Fragestellung: Wie nützlich sind Anker-Vignetten, um zu analysieren, wie Patienten das Konstrukt HRQoL und den zugrundeliegenden Fragebogen verstehen und bewerten?

Methode: Die Vignettenmethode wurde im Rahmen einer explorativen Mixed-Method Studie verwendet. 100 Patienten mit chronischer Erkrankung (50 mit multipler Sklerose und 50 mit Psoriasis) bewerteten die HRQoL von Anker-Vignetten anhand des SF-12-Fragebogens zu Studienbeginn sowie 3 bis 6 Monate später. Neben dieser quantitativen Einschätzung der Vignetten wurde der zugrundeliegende Bewertungsprozess mit Hilfe der Think-aloud-Methode genauer untersucht: Patienten wurden zu beiden Zeitpunkten gebeten, ihre Vignetteneinschätzungen verbal zu begründen.

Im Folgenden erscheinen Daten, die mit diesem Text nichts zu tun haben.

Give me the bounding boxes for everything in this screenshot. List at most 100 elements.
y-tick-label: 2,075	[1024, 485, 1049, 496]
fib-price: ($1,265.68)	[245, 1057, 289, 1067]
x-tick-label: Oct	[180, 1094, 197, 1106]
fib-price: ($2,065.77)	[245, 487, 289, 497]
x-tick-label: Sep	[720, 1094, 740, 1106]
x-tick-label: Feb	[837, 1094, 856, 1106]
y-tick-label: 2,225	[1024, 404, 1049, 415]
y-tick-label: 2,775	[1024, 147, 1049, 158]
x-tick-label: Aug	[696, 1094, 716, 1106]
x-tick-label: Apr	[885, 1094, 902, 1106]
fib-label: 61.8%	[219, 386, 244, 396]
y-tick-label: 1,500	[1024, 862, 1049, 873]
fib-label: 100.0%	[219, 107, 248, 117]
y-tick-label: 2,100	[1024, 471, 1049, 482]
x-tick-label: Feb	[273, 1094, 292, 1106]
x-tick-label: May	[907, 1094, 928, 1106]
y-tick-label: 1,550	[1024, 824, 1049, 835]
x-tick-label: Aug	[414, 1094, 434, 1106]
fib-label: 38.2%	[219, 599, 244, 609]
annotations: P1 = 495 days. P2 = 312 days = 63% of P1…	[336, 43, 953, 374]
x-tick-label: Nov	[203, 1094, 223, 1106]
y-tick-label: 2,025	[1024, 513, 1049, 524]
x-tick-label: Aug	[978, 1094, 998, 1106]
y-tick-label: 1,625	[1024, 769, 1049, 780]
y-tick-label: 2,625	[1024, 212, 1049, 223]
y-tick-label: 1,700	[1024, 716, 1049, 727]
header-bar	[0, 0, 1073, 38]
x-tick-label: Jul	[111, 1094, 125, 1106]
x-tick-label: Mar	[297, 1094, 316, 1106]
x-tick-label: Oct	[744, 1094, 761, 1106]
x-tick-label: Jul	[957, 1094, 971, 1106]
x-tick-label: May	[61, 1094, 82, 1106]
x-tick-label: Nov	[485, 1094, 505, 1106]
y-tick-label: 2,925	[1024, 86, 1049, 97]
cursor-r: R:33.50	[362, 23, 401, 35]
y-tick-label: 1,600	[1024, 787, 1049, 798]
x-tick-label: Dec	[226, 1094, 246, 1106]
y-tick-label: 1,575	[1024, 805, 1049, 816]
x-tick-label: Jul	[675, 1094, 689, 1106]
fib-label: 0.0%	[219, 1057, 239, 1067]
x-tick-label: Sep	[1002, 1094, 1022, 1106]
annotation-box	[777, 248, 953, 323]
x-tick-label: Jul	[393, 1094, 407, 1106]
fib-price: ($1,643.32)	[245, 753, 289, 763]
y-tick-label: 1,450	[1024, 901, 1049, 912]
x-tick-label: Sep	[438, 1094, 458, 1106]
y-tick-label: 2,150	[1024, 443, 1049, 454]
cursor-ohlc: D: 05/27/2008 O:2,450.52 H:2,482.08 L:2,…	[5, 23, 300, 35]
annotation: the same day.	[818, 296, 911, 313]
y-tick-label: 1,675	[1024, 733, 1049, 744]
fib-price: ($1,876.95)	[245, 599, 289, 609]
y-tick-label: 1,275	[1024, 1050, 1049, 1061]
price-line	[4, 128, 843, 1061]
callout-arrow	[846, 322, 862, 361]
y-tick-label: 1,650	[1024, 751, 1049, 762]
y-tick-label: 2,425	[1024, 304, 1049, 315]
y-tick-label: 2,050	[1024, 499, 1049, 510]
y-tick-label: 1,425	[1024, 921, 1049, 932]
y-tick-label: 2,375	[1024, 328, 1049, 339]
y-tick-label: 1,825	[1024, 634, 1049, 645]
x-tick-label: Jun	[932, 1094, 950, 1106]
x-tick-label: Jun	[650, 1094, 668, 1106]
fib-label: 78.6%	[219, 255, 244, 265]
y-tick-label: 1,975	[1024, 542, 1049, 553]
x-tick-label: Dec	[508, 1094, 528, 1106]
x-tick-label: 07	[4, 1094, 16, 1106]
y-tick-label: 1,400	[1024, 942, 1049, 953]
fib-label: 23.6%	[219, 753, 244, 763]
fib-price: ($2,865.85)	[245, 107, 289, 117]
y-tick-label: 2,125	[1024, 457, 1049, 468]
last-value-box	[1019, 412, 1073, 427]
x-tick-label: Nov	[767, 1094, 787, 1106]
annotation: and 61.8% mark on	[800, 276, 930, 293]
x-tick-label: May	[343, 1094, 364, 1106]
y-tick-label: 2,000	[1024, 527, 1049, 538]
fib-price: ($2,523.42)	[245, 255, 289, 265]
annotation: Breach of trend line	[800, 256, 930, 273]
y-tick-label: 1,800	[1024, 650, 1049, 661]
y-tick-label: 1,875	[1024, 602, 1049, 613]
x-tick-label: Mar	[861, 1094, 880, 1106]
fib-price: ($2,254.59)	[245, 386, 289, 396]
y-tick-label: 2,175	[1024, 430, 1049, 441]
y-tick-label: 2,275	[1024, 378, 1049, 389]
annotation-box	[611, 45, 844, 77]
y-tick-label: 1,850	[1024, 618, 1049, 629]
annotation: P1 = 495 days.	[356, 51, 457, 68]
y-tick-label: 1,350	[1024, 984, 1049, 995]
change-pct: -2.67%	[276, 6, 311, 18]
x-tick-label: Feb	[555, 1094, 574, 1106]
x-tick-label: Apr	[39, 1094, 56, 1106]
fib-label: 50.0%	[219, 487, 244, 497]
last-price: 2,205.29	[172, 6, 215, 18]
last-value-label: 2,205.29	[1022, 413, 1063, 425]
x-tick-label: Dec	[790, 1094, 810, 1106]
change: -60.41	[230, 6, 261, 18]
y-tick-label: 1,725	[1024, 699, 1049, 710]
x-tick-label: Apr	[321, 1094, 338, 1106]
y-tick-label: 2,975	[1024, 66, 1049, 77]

Ergebnisse: Insgesamt schien der Nutzen von Anker-Vignetten im Hinblick auf die Analyse von Bewertungsprozess und Antwortverhalten begrenzt. Diese Schlussfolgerung basiert auf den folgenden Beobachtungen. Identische Anker-Vignetten wurden zu Studienbeginn und 3-6 Monate später nicht identisch eingeschätzt; Intraklassen-Korrelationskoeffizienten von < 0,55 deuten insgesamt auf eine schlechte Übereinstimmung der Vignetten-Einschätzungen hin. Gleichzeitig zeigte sich aber auch keine systematische Änderung der Einschätzung der Anker-Vignetten (t-Tests bei verbundenen Stichproben). Diese ungerichtete Veränderung der Einschätzung identischer Anker-Vignetten bestätigt weder eine gute Retest-Reliabilität der Methode noch eine systematische Veränderung des Bewertungsprozesses (Response Shift). Um zu prüfen, ob sich die veränderten Vignetten-Einschätzungen im Bewertungsprozess wiederspiegeln, wurden die verbalen Begründungen der Patienten genauer analysiert. Drei Wissenschaftler bewerteten unabhängig voneinander, ob sich die Begründungen einzelner Patienten im Zeitverlauf unterschieden. Hierbei zeigte sich jedoch eine schlechte Interrater-Übereinstimmung, die sich auch in einem Konsens-Meeting nicht aufheben ließ. Demzufolge scheinen die verbalisierten Begründungen ebenfalls keine zuverlässige Datenquelle für die Analyse des individuellen Bewertungsprozesses zu sein.

Diskussion: Die Einschätzung identischer Anker-Vignetten durch dieselben Patienten unterschied sich im Laufe der Zeit. In diesem Zusammenhang erwies sich die Think-aloud-Methode als ungeeignet, um zu untersuchen, ob diese Unterschiede auf Veränderungen im individuellen Bewertungsprozess zurückzuführen sind. Die Ergebnisse basieren auf einer explorativen Studie mit spezifischer Zielgruppe. Sie deuten jedoch darauf hin, dass Anker-Vignetten möglicherweise nicht geeignet sind, um den individuellen Bewertungsprozess und das Antwortverhalten hinsichtlich HRQoL zu analysieren.

Praktische Implikation: Für eine umfassende und präzise Analyse von HRQoL in Forschung und klinischer Praxis benötigen wir mehr Wissen darüber, wie Patienten das Konstrukt und den zugrundeliegenden Fragebogen verstehen. Anker-Vignetten sind eine mögliche Methode, um dieses Wissen zu vertiefen. Die vorliegende Studie zeigt allerdings, dass der Nutzen der Methode nicht bestätigt werden konnte.